Is Shopify the right platform for your online business?

Establishing an online presence for your business is vital now more than ever before; and Shopify is one such tool to help you accomplish this. Whether you’re a business owner rushing to establish operations online or a digital marketer wishing to help clients do the same, finding the right platform is key for a smooth, fast and easy transition to the world of e-commerce.

Online shop creators like Shopify can help your business set up an online storefront, manage marketing and SEO, and take payments/allow online shopping at your store all in one convenient package. However, depending on your needs, it might not be the most effective solution. It is essential that you explore your business’ needs before settling on Shopify as the only solution to take your business online.

When to use Shopify

Shopify was built for e-commerce at its very core. If your business fundamentally could benefit from selling goods/services through the Internet, instead of just being a point of digital contact for physical operations, it is perfect for you.

There’s no need to learn how to code or design your store for the best user experience; Shopify takes care of that for you with its extensive amount of themes and drag-and-drop online store builder. You can easily create an online retail store with checkout, payments and order fulfilment functionality. All you need to do is point, click, type, drag and drop, and it will do the rest behind-the-scenes.

Whether your business has 5 products or 5000, Shopify scales along with your business so you’re never overwhelmed. Through its built-in hosting solutions, it can easily handle traffic and sales spikes. Fulfilling orders, managing customers and integrating your online processes with your existing physical systems is built right in to Shopify. All of this means that your small business can grow from inception right to earning 9-figures of online revenue without breaking a sweat.

But perhaps the most crucial benefit of Shopify is its community and apps ecosystem. Shopify websites are built to be expanded and continually improve over time through community-built apps. Experienced digital marketers, business owners and store creators pour their efforts into creating the best tools to boost your online performance. Apps like OptinMonster (which uses pop-ups to help you get more email subscribers) or Candy Rack (which offers auto-upselling/cross-selling of your products) are available to every Shopify store, with lots of apps available free of charge. Apps provide a huge, exclusive opportunity that shouldn’t be ignored by any e-commerce business.

When not to use Shopify

When the e-commerce element of your business isn’t nearly as important as the physical, real-life aspect, Shopify at its best is not needed and at its worst is a hindrance for your business. For instance, most restaurants don’t sell food online via their website; they do so physically in store or deliver through third-party apps (like UberEATS). For this reason, a full-fledged online store platform like Shopify is both unnecessary and overly complex.
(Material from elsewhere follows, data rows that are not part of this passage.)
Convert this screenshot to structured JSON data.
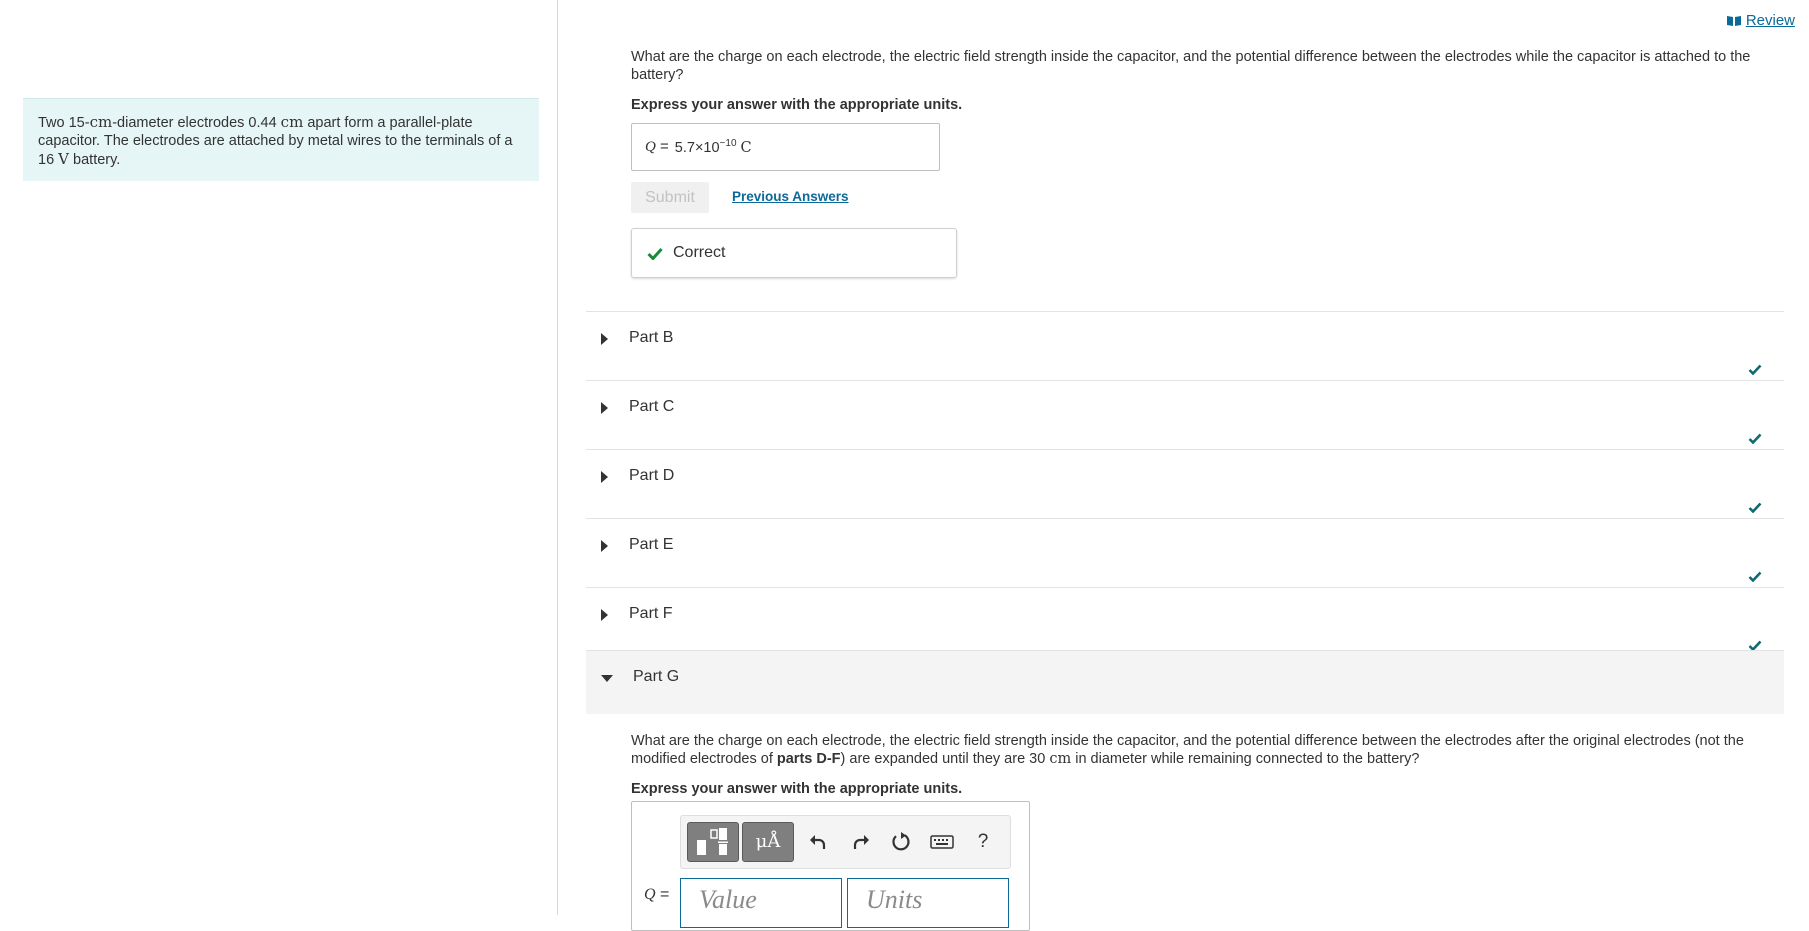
{
  "header": {
    "review_label": "Review"
  },
  "problem": {
    "text_1": "Two 15-",
    "unit_cm": "cm",
    "text_2": "-diameter electrodes 0.44 ",
    "text_3": " apart form a parallel-plate capacitor. The electrodes are attached by metal wires to the terminals of a",
    "voltage_value": "16",
    "unit_V": "V",
    "text_4": " battery."
  },
  "part_a": {
    "question": "What are the charge on each electrode, the electric field strength inside the capacitor, and the potential difference between the electrodes while the capacitor is attached to the battery?",
    "instruction": "Express your answer with the appropriate units.",
    "answer_var": "Q",
    "answer_eq": " = ",
    "answer_mantissa": "5.7×10",
    "answer_exponent": "−10",
    "answer_unit": "C",
    "submit_label": "Submit",
    "previous_answers_label": "Previous Answers",
    "feedback_label": "Correct"
  },
  "parts": [
    {
      "label": "Part B",
      "status": "correct"
    },
    {
      "label": "Part C",
      "status": "correct"
    },
    {
      "label": "Part D",
      "status": "correct"
    },
    {
      "label": "Part E",
      "status": "correct"
    },
    {
      "label": "Part F",
      "status": "correct"
    }
  ],
  "part_g": {
    "label": "Part G",
    "question_1": "What are the charge on each electrode, the electric field strength inside the capacitor, and the potential difference between the electrodes after the original electrodes (not the modified electrodes of ",
    "question_bold": "parts D-F",
    "question_2": ") are expanded until they are 30 ",
    "question_unit": "cm",
    "question_3": " in diameter while remaining connected to the battery?",
    "instruction": "Express your answer with the appropriate units.",
    "answer_var": "Q",
    "answer_eq": " =",
    "value_placeholder": "Value",
    "units_placeholder": "Units",
    "toolbar": {
      "units_label": "μÅ",
      "help_label": "?"
    }
  },
  "colors": {
    "accent": "#0b6a9a",
    "check_green": "#1a8a3a",
    "check_teal": "#0e6b73",
    "problem_bg": "#e6f6f7"
  }
}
For these businesses, an online presence is required to funnel and convert digital visitors to real, physical visitors. The priority should then be placed on things like non-commerce content like blogs and social media marketing. While Shopify does provide basic functionality to cater for these needs, it’s not as effective as other solutions like Wix, Squarespace or Wordpress.

Shopify’s blog platform is not optimised for SEO and regular creation of content. The platform was built for online shopping instead of content creation. URL structures of Shopify blogs (as opposed to products) will not be easily scraped by search engines (notably Google). Also, customising your content to look the way you want it to (with dedicated blog themes/layout formats) is complex and may be an additional expense.

In comparison, dedicated static website/blog builders like Wix, Squarespace and Wordpress all offer dedicated themes and layouts specifically for blog content and have separate add-ons to increase post visibility. Regardless, if your business does decide to incorporate some e-commerce functionality in the future, they can also cater for this with their e-commerce add-ons (notably WooCommerce).


Here’s the verdict: For businesses that could benefit from true e-commerce functionality, there is no competitor as easy to use, scalable or with a better app ecosystem/community than Shopify. However, if your business cannot benefit from online operations and instead uses its online presence as a funnel for its physical operations, a static website/blog builder like Wix, Squarespace or Wordpress may be far more appropriate for your needs.